W drugiej odsłonie miejscowi pomału wrócili do gry. Z dużo lepszej strony niż na początku zaprezentowali się Vissotto i Kazijski, którzy skutecznie utrudniali życie Martino. Zespół z Maceraty nie radził sobie już tak dobrze w przyjęciu oraz w bloku, który tym razem stał się atutem Itasu. Do niego podopieczni Radostina Stojczewa dołożyli również zagrywkę. Mimo próby podjęcia walki ze strony Omrcena i Świderskiego, pozwoliło to ekipie z Trydentu na zwycięstwo w tej partii i wyrównanie stanu meczu.

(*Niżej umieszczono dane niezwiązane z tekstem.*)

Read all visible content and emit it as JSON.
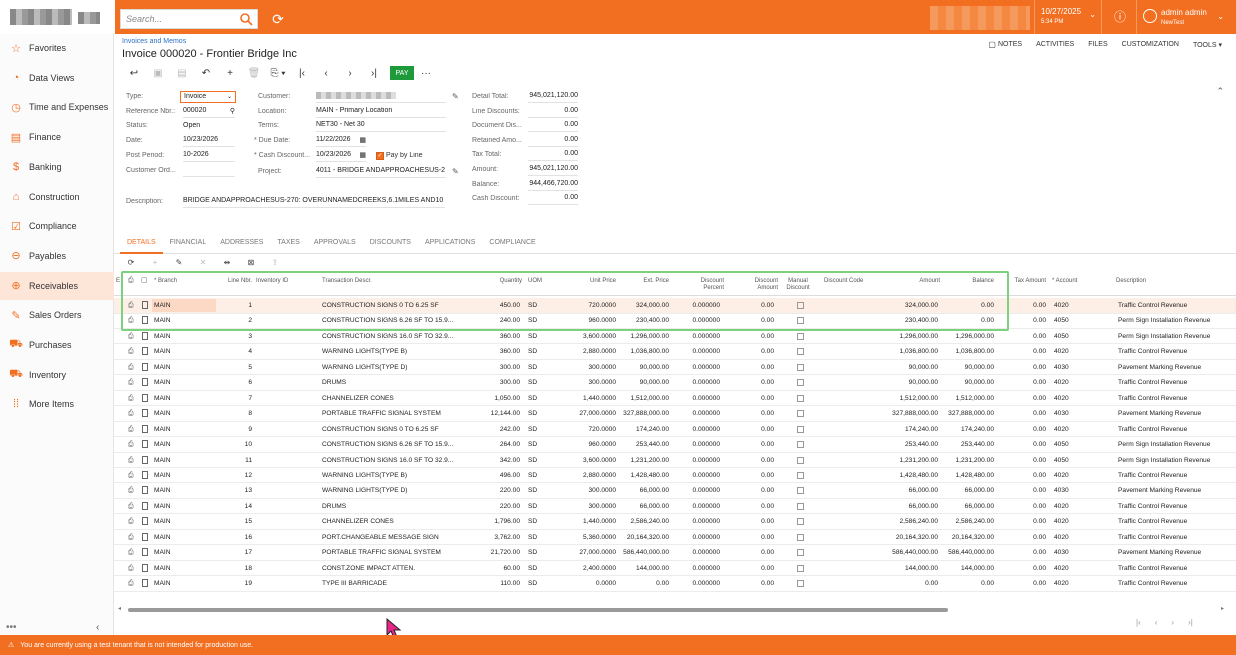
{
  "search": {
    "placeholder": "Search..."
  },
  "header": {
    "date": "10/27/2025",
    "time": "5:34 PM",
    "user_name": "admin admin",
    "user_tenant": "NewTest"
  },
  "sidebar": {
    "items": [
      {
        "label": "Favorites",
        "icon": "star-icon"
      },
      {
        "label": "Data Views",
        "icon": "chart-icon"
      },
      {
        "label": "Time and Expenses",
        "icon": "clock-icon"
      },
      {
        "label": "Finance",
        "icon": "ledger-icon"
      },
      {
        "label": "Banking",
        "icon": "dollar-icon"
      },
      {
        "label": "Construction",
        "icon": "crane-icon"
      },
      {
        "label": "Compliance",
        "icon": "checklist-icon"
      },
      {
        "label": "Payables",
        "icon": "minus-circle-icon"
      },
      {
        "label": "Receivables",
        "icon": "plus-circle-icon"
      },
      {
        "label": "Sales Orders",
        "icon": "edit-icon"
      },
      {
        "label": "Purchases",
        "icon": "cart-icon"
      },
      {
        "label": "Inventory",
        "icon": "truck-icon"
      },
      {
        "label": "More Items",
        "icon": "grid-icon"
      }
    ],
    "active_index": 8,
    "more": "•••"
  },
  "page": {
    "breadcrumb": "Invoices and Memos",
    "title": "Invoice 000020 - Frontier Bridge Inc",
    "links": [
      "NOTES",
      "ACTIVITIES",
      "FILES",
      "CUSTOMIZATION",
      "TOOLS ▾"
    ],
    "pay_label": "PAY"
  },
  "form": {
    "type_label": "Type:",
    "type_value": "Invoice",
    "ref_label": "Reference Nbr.:",
    "ref_value": "000020",
    "status_label": "Status:",
    "status_value": "Open",
    "date_label": "Date:",
    "date_value": "10/23/2026",
    "period_label": "Post Period:",
    "period_value": "10-2026",
    "custord_label": "Customer Ord...",
    "desc_label": "Description:",
    "desc_value": "BRIDGE ANDAPPROACHESUS-270: OVERUNNAMEDCREEKS,6.1MILES AND10",
    "customer_label": "Customer:",
    "location_label": "Location:",
    "location_value": "MAIN - Primary Location",
    "terms_label": "Terms:",
    "terms_value": "NET30 - Net 30",
    "due_label": "* Due Date:",
    "due_value": "11/22/2026",
    "cash_label": "* Cash Discount...",
    "cash_value": "10/23/2026",
    "paybyline_label": "Pay by Line",
    "project_label": "Project:",
    "project_value": "4011 - BRIDGE ANDAPPROACHESUS-2",
    "totals": [
      {
        "label": "Detail Total:",
        "value": "945,021,120.00"
      },
      {
        "label": "Line Discounts:",
        "value": "0.00"
      },
      {
        "label": "Document Dis...",
        "value": "0.00"
      },
      {
        "label": "Retained Amo...",
        "value": "0.00"
      },
      {
        "label": "Tax Total:",
        "value": "0.00"
      },
      {
        "label": "Amount:",
        "value": "945,021,120.00"
      },
      {
        "label": "Balance:",
        "value": "944,466,720.00"
      },
      {
        "label": "Cash Discount:",
        "value": "0.00"
      }
    ]
  },
  "tabs": [
    "DETAILS",
    "FINANCIAL",
    "ADDRESSES",
    "TAXES",
    "APPROVALS",
    "DISCOUNTS",
    "APPLICATIONS",
    "COMPLIANCE"
  ],
  "grid": {
    "headers": {
      "branch": "* Branch",
      "line": "Line Nbr.",
      "inventory": "Inventory ID",
      "descr": "Transaction Descr.",
      "qty": "Quantity",
      "uom": "UOM",
      "unit_price": "Unit Price",
      "ext_price": "Ext. Price",
      "disc_pct": "Discount Percent",
      "disc_amt": "Discount Amount",
      "manual": "Manual Discount",
      "disc_code": "Discount Code",
      "amount": "Amount",
      "balance": "Balance",
      "tax": "Tax Amount",
      "account": "* Account",
      "description": "Description",
      "stub": "E"
    },
    "rows": [
      {
        "branch": "MAIN",
        "line": "1",
        "descr": "CONSTRUCTION SIGNS 0 TO 6.25 SF",
        "qty": "450.00",
        "uom": "SD",
        "unit": "720.0000",
        "ext": "324,000.00",
        "pct": "0.000000",
        "damt": "0.00",
        "amount": "324,000.00",
        "balance": "0.00",
        "tax": "0.00",
        "account": "4020",
        "desc": "Traffic Control Revenue"
      },
      {
        "branch": "MAIN",
        "line": "2",
        "descr": "CONSTRUCTION SIGNS 6.26 SF TO 15.9...",
        "qty": "240.00",
        "uom": "SD",
        "unit": "960.0000",
        "ext": "230,400.00",
        "pct": "0.000000",
        "damt": "0.00",
        "amount": "230,400.00",
        "balance": "0.00",
        "tax": "0.00",
        "account": "4050",
        "desc": "Perm Sign Installation Revenue"
      },
      {
        "branch": "MAIN",
        "line": "3",
        "descr": "CONSTRUCTION SIGNS 16.0 SF TO 32.9...",
        "qty": "360.00",
        "uom": "SD",
        "unit": "3,600.0000",
        "ext": "1,296,000.00",
        "pct": "0.000000",
        "damt": "0.00",
        "amount": "1,296,000.00",
        "balance": "1,296,000.00",
        "tax": "0.00",
        "account": "4050",
        "desc": "Perm Sign Installation Revenue"
      },
      {
        "branch": "MAIN",
        "line": "4",
        "descr": "WARNING LIGHTS(TYPE B)",
        "qty": "360.00",
        "uom": "SD",
        "unit": "2,880.0000",
        "ext": "1,036,800.00",
        "pct": "0.000000",
        "damt": "0.00",
        "amount": "1,036,800.00",
        "balance": "1,036,800.00",
        "tax": "0.00",
        "account": "4020",
        "desc": "Traffic Control Revenue"
      },
      {
        "branch": "MAIN",
        "line": "5",
        "descr": "WARNING LIGHTS(TYPE D)",
        "qty": "300.00",
        "uom": "SD",
        "unit": "300.0000",
        "ext": "90,000.00",
        "pct": "0.000000",
        "damt": "0.00",
        "amount": "90,000.00",
        "balance": "90,000.00",
        "tax": "0.00",
        "account": "4030",
        "desc": "Pavement Marking Revenue"
      },
      {
        "branch": "MAIN",
        "line": "6",
        "descr": "DRUMS",
        "qty": "300.00",
        "uom": "SD",
        "unit": "300.0000",
        "ext": "90,000.00",
        "pct": "0.000000",
        "damt": "0.00",
        "amount": "90,000.00",
        "balance": "90,000.00",
        "tax": "0.00",
        "account": "4020",
        "desc": "Traffic Control Revenue"
      },
      {
        "branch": "MAIN",
        "line": "7",
        "descr": "CHANNELIZER CONES",
        "qty": "1,050.00",
        "uom": "SD",
        "unit": "1,440.0000",
        "ext": "1,512,000.00",
        "pct": "0.000000",
        "damt": "0.00",
        "amount": "1,512,000.00",
        "balance": "1,512,000.00",
        "tax": "0.00",
        "account": "4020",
        "desc": "Traffic Control Revenue"
      },
      {
        "branch": "MAIN",
        "line": "8",
        "descr": "PORTABLE TRAFFIC SIGNAL SYSTEM",
        "qty": "12,144.00",
        "uom": "SD",
        "unit": "27,000.0000",
        "ext": "327,888,000.00",
        "pct": "0.000000",
        "damt": "0.00",
        "amount": "327,888,000.00",
        "balance": "327,888,000.00",
        "tax": "0.00",
        "account": "4030",
        "desc": "Pavement Marking Revenue"
      },
      {
        "branch": "MAIN",
        "line": "9",
        "descr": "CONSTRUCTION SIGNS 0 TO 6.25 SF",
        "qty": "242.00",
        "uom": "SD",
        "unit": "720.0000",
        "ext": "174,240.00",
        "pct": "0.000000",
        "damt": "0.00",
        "amount": "174,240.00",
        "balance": "174,240.00",
        "tax": "0.00",
        "account": "4020",
        "desc": "Traffic Control Revenue"
      },
      {
        "branch": "MAIN",
        "line": "10",
        "descr": "CONSTRUCTION SIGNS 6.26 SF TO 15.9...",
        "qty": "264.00",
        "uom": "SD",
        "unit": "960.0000",
        "ext": "253,440.00",
        "pct": "0.000000",
        "damt": "0.00",
        "amount": "253,440.00",
        "balance": "253,440.00",
        "tax": "0.00",
        "account": "4050",
        "desc": "Perm Sign Installation Revenue"
      },
      {
        "branch": "MAIN",
        "line": "11",
        "descr": "CONSTRUCTION SIGNS 16.0 SF TO 32.9...",
        "qty": "342.00",
        "uom": "SD",
        "unit": "3,600.0000",
        "ext": "1,231,200.00",
        "pct": "0.000000",
        "damt": "0.00",
        "amount": "1,231,200.00",
        "balance": "1,231,200.00",
        "tax": "0.00",
        "account": "4050",
        "desc": "Perm Sign Installation Revenue"
      },
      {
        "branch": "MAIN",
        "line": "12",
        "descr": "WARNING LIGHTS(TYPE B)",
        "qty": "496.00",
        "uom": "SD",
        "unit": "2,880.0000",
        "ext": "1,428,480.00",
        "pct": "0.000000",
        "damt": "0.00",
        "amount": "1,428,480.00",
        "balance": "1,428,480.00",
        "tax": "0.00",
        "account": "4020",
        "desc": "Traffic Control Revenue"
      },
      {
        "branch": "MAIN",
        "line": "13",
        "descr": "WARNING LIGHTS(TYPE D)",
        "qty": "220.00",
        "uom": "SD",
        "unit": "300.0000",
        "ext": "66,000.00",
        "pct": "0.000000",
        "damt": "0.00",
        "amount": "66,000.00",
        "balance": "66,000.00",
        "tax": "0.00",
        "account": "4030",
        "desc": "Pavement Marking Revenue"
      },
      {
        "branch": "MAIN",
        "line": "14",
        "descr": "DRUMS",
        "qty": "220.00",
        "uom": "SD",
        "unit": "300.0000",
        "ext": "66,000.00",
        "pct": "0.000000",
        "damt": "0.00",
        "amount": "66,000.00",
        "balance": "66,000.00",
        "tax": "0.00",
        "account": "4020",
        "desc": "Traffic Control Revenue"
      },
      {
        "branch": "MAIN",
        "line": "15",
        "descr": "CHANNELIZER CONES",
        "qty": "1,796.00",
        "uom": "SD",
        "unit": "1,440.0000",
        "ext": "2,586,240.00",
        "pct": "0.000000",
        "damt": "0.00",
        "amount": "2,586,240.00",
        "balance": "2,586,240.00",
        "tax": "0.00",
        "account": "4020",
        "desc": "Traffic Control Revenue"
      },
      {
        "branch": "MAIN",
        "line": "16",
        "descr": "PORT.CHANGEABLE MESSAGE SIGN",
        "qty": "3,762.00",
        "uom": "SD",
        "unit": "5,360.0000",
        "ext": "20,164,320.00",
        "pct": "0.000000",
        "damt": "0.00",
        "amount": "20,164,320.00",
        "balance": "20,164,320.00",
        "tax": "0.00",
        "account": "4020",
        "desc": "Traffic Control Revenue"
      },
      {
        "branch": "MAIN",
        "line": "17",
        "descr": "PORTABLE TRAFFIC SIGNAL SYSTEM",
        "qty": "21,720.00",
        "uom": "SD",
        "unit": "27,000.0000",
        "ext": "586,440,000.00",
        "pct": "0.000000",
        "damt": "0.00",
        "amount": "586,440,000.00",
        "balance": "586,440,000.00",
        "tax": "0.00",
        "account": "4030",
        "desc": "Pavement Marking Revenue"
      },
      {
        "branch": "MAIN",
        "line": "18",
        "descr": "CONST.ZONE IMPACT ATTEN.",
        "qty": "60.00",
        "uom": "SD",
        "unit": "2,400.0000",
        "ext": "144,000.00",
        "pct": "0.000000",
        "damt": "0.00",
        "amount": "144,000.00",
        "balance": "144,000.00",
        "tax": "0.00",
        "account": "4020",
        "desc": "Traffic Control Revenue"
      },
      {
        "branch": "MAIN",
        "line": "19",
        "descr": "TYPE III BARRICADE",
        "qty": "110.00",
        "uom": "SD",
        "unit": "0.0000",
        "ext": "0.00",
        "pct": "0.000000",
        "damt": "0.00",
        "amount": "0.00",
        "balance": "0.00",
        "tax": "0.00",
        "account": "4020",
        "desc": "Traffic Control Revenue"
      }
    ]
  },
  "footer": {
    "message": "You are currently using a test tenant that is not intended for production use."
  },
  "colors": {
    "accent": "#f26f21",
    "pay": "#1f9a3a",
    "highlight": "#7dd07d"
  }
}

Set numer trzy przypomniał, że na parkiecie kibice oglądają dwie najlepsze obecnie drużyny włoskiej ligi. Spora w tym zasługa obu rozgrywających, którzy rozgrywali w poniedziałek dobre zawody. W końcówce więcej powodów do zadowolenia miał jednak Nikola Grbić. Serb zdecydował, że w tych decydujących momentach trzeciej partii postawi na jednego zawodnika, któremu będzie dogrywał piłki. Wybór padł na Kazijskiego. Bułgar zdobył cztery punkty z rzędu, co pozwoliło miejscowym uzyskać przewagę i spokojnie zwyciężyć w tym secie.

Czwarta odsłona to już prawdziwy popis w wykonaniu gospodarzy. Zaprezentowali oni nie gorszą siatkówkę od tej, która w ubiegłym roku zapewniła im mistrzostwo. Wystarczy powiedzieć, że w tym secie Itas nie skończył zaledwie jednej z dziewiętnastu piłek. To nieskończony atak Kazijskiego sprawił, że podopieczni Radostina Stojczewa zakończyli partię numer cztery nie ze stu- lecz z dziewięćdziesięciopięcioprocentową skutecznością w tym elemencie. Poza Bułgarem nie pomylił się bowiem nikt.

Kibiców w Polsce może cieszyć fakt, że wszyscy nasi reprezentanci pojawili się w poniedziałek na parkiecie. Najkrócej miejsce na nim zagrzał Żygadło, znacznie lepiej wygląda sytuacja w przypadku Winiarskiego i Świderskiego.

Wybrany najlepszym zawodnikiem meczu "Winiar" zdobył dla swojego zespołu 12 punktów. Jedenaście z nich było efektem skutecznych ataków (65 proc. skuteczności, 11 skończonych prób na 17 wykonanych), jeden natomiast - udanego bloku. Posyłany w jego kierunku dwadzieścia jeden razy serwis rywala Polak przyjmował ze skutecznością 76 proc. (57 proc. przyjęcia perfekcyjnego), sam natomiast popełnił w polu zagrywki trzy błędy.

Sebastian Świderski zapisał tym razem na swoim koncie dziewięć "oczek". Osiem z nich zdobył w ataku (57 proc. skuteczności, 8 skończonych prób na 14 podejść), jeden - podobnie jak Winiarski - w bloku. Gorzej niż swój kolega z reprezentacji spisał się niestety w przyjęciu. Dziewiętnaście serwisów rywala przyjmował ze skutecznością 63 proc. (32 proc. przyjęcia perfekcyjnego). W polu zagrywki mylił się trzykrotnie.